Kenyan President William Ruto wants the treaty establishing the East African Community (EAC) amended to reflect current status of the bloc including its membership.
At a meeting with the Speaker of the East African Legislative Assembly (EALA) Mr Joseph Nkakirutimana, Ruto said it was inappropriate to use a formative law created in 1999 to manage an expanded membership.
He says the bloc must adapt to the needs of new members including language needs as well as openness to admit new members without restrictions used more than 24 years ago.
When it was formed in 1999, the EAC was recreating the collapsed bloc in 1977 where Kenya, Uganda and Tanzania were members. It later expanded to include Rwanda as well as Burundi in 2007 and later South Sudan in 2016 before the Democratic Republic of Congo (DRC) joined last year. Somalia is currently being assessed on eligibility.
“Somalia is likely to join after an assessment is completed. There is also a possibility that Ethiopia and Sudan could join the EAC,” the president said at state house, Nairobi.
President Ruto also said the bloc must adjust to include enabling members to tap into benefits from the community.
“It is time to look at the treaty, especially over languages used at EALA. Of course, Kiswahili will continue playing a very big role in the assembly,” Ruto said.
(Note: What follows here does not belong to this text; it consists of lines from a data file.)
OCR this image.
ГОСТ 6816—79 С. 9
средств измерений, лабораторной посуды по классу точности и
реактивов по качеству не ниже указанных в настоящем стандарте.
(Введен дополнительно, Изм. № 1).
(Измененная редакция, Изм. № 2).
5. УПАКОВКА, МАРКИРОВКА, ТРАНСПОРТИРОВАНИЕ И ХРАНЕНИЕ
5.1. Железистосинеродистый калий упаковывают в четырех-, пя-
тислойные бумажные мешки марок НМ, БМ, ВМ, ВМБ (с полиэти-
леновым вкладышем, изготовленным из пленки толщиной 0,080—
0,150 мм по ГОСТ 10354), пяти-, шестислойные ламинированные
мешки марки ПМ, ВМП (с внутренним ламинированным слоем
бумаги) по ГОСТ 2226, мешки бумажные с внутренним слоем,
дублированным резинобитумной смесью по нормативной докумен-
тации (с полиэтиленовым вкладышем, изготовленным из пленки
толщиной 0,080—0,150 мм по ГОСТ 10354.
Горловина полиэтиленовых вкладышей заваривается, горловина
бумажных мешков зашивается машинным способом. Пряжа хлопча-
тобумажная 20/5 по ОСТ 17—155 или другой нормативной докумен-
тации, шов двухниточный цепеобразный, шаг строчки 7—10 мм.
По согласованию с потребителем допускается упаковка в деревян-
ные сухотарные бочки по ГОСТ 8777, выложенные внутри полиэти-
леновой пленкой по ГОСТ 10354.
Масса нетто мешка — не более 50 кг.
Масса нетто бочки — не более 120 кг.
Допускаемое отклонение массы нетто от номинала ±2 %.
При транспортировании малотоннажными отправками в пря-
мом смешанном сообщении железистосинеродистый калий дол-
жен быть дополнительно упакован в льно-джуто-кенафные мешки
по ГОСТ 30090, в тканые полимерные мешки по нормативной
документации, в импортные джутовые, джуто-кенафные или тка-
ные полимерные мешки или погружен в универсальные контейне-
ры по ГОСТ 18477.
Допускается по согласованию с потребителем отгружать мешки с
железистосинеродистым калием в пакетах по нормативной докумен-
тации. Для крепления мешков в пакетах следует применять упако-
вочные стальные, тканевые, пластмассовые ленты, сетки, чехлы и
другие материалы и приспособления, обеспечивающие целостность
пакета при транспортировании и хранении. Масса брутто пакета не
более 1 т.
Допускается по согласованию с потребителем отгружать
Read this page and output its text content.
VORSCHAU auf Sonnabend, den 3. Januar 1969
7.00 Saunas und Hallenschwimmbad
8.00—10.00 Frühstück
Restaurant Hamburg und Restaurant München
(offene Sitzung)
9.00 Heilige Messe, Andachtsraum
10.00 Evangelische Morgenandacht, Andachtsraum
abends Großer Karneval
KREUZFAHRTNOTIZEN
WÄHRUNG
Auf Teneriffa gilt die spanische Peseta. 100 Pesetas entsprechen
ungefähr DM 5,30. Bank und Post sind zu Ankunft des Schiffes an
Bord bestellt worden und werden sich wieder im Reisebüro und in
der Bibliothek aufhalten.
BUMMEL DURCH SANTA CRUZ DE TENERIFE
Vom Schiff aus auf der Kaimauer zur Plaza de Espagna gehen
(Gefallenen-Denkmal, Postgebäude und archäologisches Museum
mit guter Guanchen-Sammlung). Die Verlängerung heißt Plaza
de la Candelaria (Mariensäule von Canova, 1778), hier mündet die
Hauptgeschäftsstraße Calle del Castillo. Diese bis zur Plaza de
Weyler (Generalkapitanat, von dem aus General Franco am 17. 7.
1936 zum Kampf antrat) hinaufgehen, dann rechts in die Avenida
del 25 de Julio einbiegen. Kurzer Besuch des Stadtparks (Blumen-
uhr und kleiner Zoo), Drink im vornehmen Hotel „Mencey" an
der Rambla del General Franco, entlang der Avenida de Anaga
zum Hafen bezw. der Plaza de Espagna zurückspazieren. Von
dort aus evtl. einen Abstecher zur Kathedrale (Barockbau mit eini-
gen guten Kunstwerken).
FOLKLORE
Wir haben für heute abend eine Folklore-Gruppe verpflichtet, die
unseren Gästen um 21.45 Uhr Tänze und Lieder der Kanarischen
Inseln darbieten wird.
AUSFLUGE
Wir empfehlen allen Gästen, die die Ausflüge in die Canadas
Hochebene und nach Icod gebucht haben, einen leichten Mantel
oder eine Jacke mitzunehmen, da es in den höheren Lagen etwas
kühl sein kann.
The formative law of the bloc says admission of new members should be based on geographic proximity to an existing member including constant interactions. It also says new members should adhere to common values such as stability, democratic good governance and pay regular obligatory fees to the bloc.
And until 2021, the official language was English, even when official languages of some of the members is French. In an EAC Heads of State Summit in 2021, French language was formally endorsed as an official lingua franca, but this has not been adjusted in the treaty.
President William Ruto, however, commended the progress the EAC has made since it was established.
A state house dispatch indicated that the EALA speaker had asked for a review of the treaty. One area the EALA wants is financial autonomy for the law-making organ. Although its staff are assigned as temporary, some have reportedly worked at the EAC for more than two decades.
Ruto met the EALA speaker alongside Kenya’s EAC Cabinet Secretary Rebecca Miano, Kenya EALA MPs Hassan Omar, Kanini Kega and Zipporah Kering, as well as EALA Deputy Clerk John Mutega.
The speaker had earlier met with Kenya’s Senate Speaker Moses Wetangula who suggested the EALA should have its MPs directly elected by people.
“If you look at the European Parliament, it started exactly the same way as EALA whereby the respective parliaments of member states, through the electoral college by electing respective members. But within fifteen years, the EU transformed into election of its members by universal suffrage.
“That is the only way we can get the general population to know and understand about EALA,’’ Wetangula said.